= John Adam Day =

British parliamentary candidate

John Day in the 1930s

John Adam Day (6 July 1901 – 7 June 1966), was a British Liberal Party parliamentary candidate who later became a prominent Conservative in Devon local government.

==Background==
He was the son of Herbert Allen Day and Isabella Maud Black. He was educated at Bedales School and the London School of Economics. He married, in 1932, Kathleen Emily Hebditch. They had one son and one daughter. He was a Hereditary Freeman of the City of Norwich.

==Career==
He was appointed a County Magistrate for Devon in 1938. He served in the Royal Air Force from 1940 to 1944. He was a Flight Lieutenant and Deputy Assistant Provost Marshal in charge of Cornwall. He was invalided out in 1944.

==Political career==
He was Liberal candidate for the Bury St Edmunds Division of Suffolk at the 1924 General Election. This was a safe Conservative seat that the Liberals had not contested since before 1918;

General Election 1924: Bury St Edmunds Electorate
| Party |  | Candidate | Votes | % | ±% |
|---|---|---|---|---|---|
|  | Conservative | Walter Edward Guinness | 16,073 | 63.0 |  |
|  | Liberal | John Adam Day | 9,392 | 37.0 |  |
| Majority |  |  | 6,681 | 26.2 |  |
| Turnout |  |  | 25,533 | 82.0 |  |
|  | Conservative hold |  | Swing |  |  |

He was Liberal candidate for the Thornbury Division of Gloucestershire at the 1929 General Election. This was a more promising seat that the Liberals had last won in 1923;

He was Liberal candidate for the Tavistock Division of Devon at the 1931 General Election. He was hoping to take the seat from the Conservatives who had narrowly held the seat since taking it from the Liberals in 1924. At an election in which both main contenders claimed to be supporters of the National Government, the Conservative hung on;

General Election 1931: Tavistock Electorate 39,637
| Party |  | Candidate | Votes | % | ±% |
|---|---|---|---|---|---|
|  | Conservative | Colin Mark Patrick | 17,310 | 52.4 |  |
|  | Liberal | John Adam Day | 13,592 | 41.2 |  |
|  | Labour | Richard Davies | 2,124 | 6.4 |  |
| Majority |  |  | 3,718 | 11.2 |  |
| Turnout |  |  |  | 83.3 |  |
|  | Conservative hold |  | Swing |  |  |

He was elected a Member of Devon County Council in 1932. He was again Liberal candidate for the Tavistock Division of Devon at the 1935 General Election, again without success;

General Election 1935: Tavistock Electorate 42,560
| Party |  | Candidate | Votes | % | ±% |
|---|---|---|---|---|---|
|  | Conservative | Colin Mark Patrick | 17,475 | 52.8 |  |
|  | Liberal | John Adam Day | 13,422 | 40.5 |  |
|  | Labour | C H Townsend | 2,236 | 6.7 |  |
| Majority |  |  | 4,053 | 12.3 |  |
| Turnout |  |  |  | 77.9 |  |
|  | Conservative hold |  | Swing |  |  |

He was Treasurer of the Devon & Cornwall Liberal Federation.

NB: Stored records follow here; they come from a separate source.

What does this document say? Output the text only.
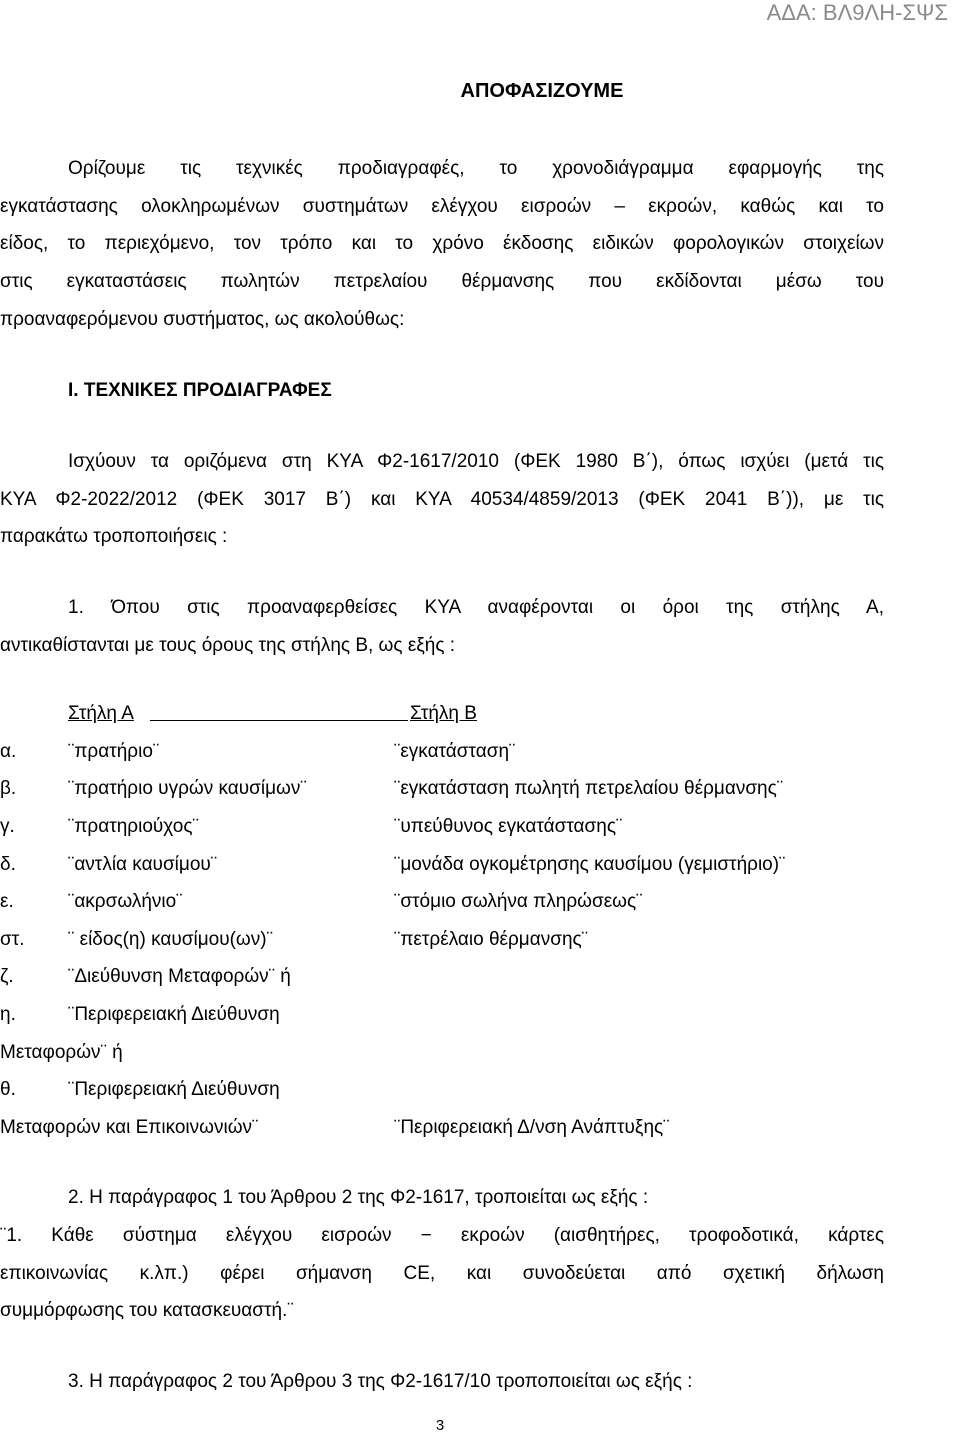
ΑΔΑ: ΒΛ9ΛΗ-ΣΨΣ
ΑΠΟΦΑΣΙΖΟΥΜΕ
Ορίζουμε τις τεχνικές προδιαγραφές, το χρονοδιάγραμμα εφαρμογής της
εγκατάστασης ολοκληρωμένων συστημάτων ελέγχου εισροών – εκροών, καθώς και το
είδος, το περιεχόμενο, τον τρόπο και το χρόνο έκδοσης ειδικών φορολογικών στοιχείων
στις εγκαταστάσεις πωλητών πετρελαίου θέρμανσης που εκδίδονται μέσω του
προαναφερόμενου συστήματος, ως ακολούθως:
Ι. ΤΕΧΝΙΚΕΣ ΠΡΟΔΙΑΓΡΑΦΕΣ
Ισχύουν τα οριζόμενα στη ΚΥΑ Φ2-1617/2010 (ΦΕΚ 1980 Β΄), όπως ισχύει (μετά τις
ΚΥΑ Φ2-2022/2012 (ΦΕΚ 3017 Β΄) και ΚΥΑ 40534/4859/2013 (ΦΕΚ 2041 Β΄)), με τις
παρακάτω τροποποιήσεις :
1. Όπου στις προαναφερθείσες ΚΥΑ αναφέρονται οι όροι της στήλης Α,
αντικαθίστανται με τους όρους της στήλης Β, ως εξής :
Στήλη Α	Στήλη Β
α.	¨πρατήριο¨	¨εγκατάσταση¨
β.	¨πρατήριο υγρών καυσίμων¨	¨εγκατάσταση πωλητή πετρελαίου θέρμανσης¨
γ.	¨πρατηριούχος¨	¨υπεύθυνος εγκατάστασης¨
δ.	¨αντλία καυσίμου¨	¨μονάδα ογκομέτρησης καυσίμου (γεμιστήριο)¨
ε.	¨ακρσωλήνιο¨	¨στόμιο σωλήνα πληρώσεως¨
στ. ¨ είδος(η) καυσίμου(ων)¨	¨πετρέλαιο θέρμανσης¨
ζ.	¨Διεύθυνση Μεταφορών¨ ή
η.	¨Περιφερειακή Διεύθυνση
Μεταφορών¨ ή
θ.	¨Περιφερειακή Διεύθυνση
Μεταφορών και Επικοινωνιών¨	¨Περιφερειακή Δ/νση Ανάπτυξης¨
2. Η παράγραφος 1 του Άρθρου 2 της Φ2-1617, τροποιείται ως εξής :
¨1. Κάθε σύστημα ελέγχου εισροών − εκροών (αισθητήρες, τροφοδοτικά, κάρτες
επικοινωνίας κ.λπ.) φέρει σήμανση CE, και συνοδεύεται από σχετική δήλωση
συμμόρφωσης του κατασκευαστή.¨
3. Η παράγραφος 2 του Άρθρου 3 της Φ2-1617/10 τροποποιείται ως εξής :
3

| Election | Political result |  | Candidate |  | Party | Votes | % | ±% |
| General election, 1929 Electorate: 49,645 Turnout: 40,973 (82.5%) +3.0 |  | Conservative hold Majority: 300 (0.8%) −6.7 Swing: 3.4% from Con to Lib |  | Derrick Wellesley Gunston | Conservative | 13,914 | 34.0 | −8.8 |
|  | John Adam Day | Liberal | 13,614 | 33.2 | −2.1 |
|  | Godfrey Elton | Labour | 13,445 | 32.8 | +10.9 |

==Civic career==
He was elected an Alderman of Devon County Council in 1947. He served as Vice-Chairman of the Devon County Council Education Committee 1947–55. He served as Chairman of the Devon County Council Children's Committee 1948–55. He served as Sheriff of Devon, 1949–50. He served as Vice-Chairman of Devon County Council from 1955 to 1965. He served as Chairman of the Devon County Council Finance Committee 1956–65. He was Chairman of Torquay Division Conservative Association 1961–63. He served as Chairman of the Devon Community Council in 1962. He served as Chairman of Devon County Council from 1965 to 1966. He was a Member of the Economic Planning Council for the South West from 1965 to 1966.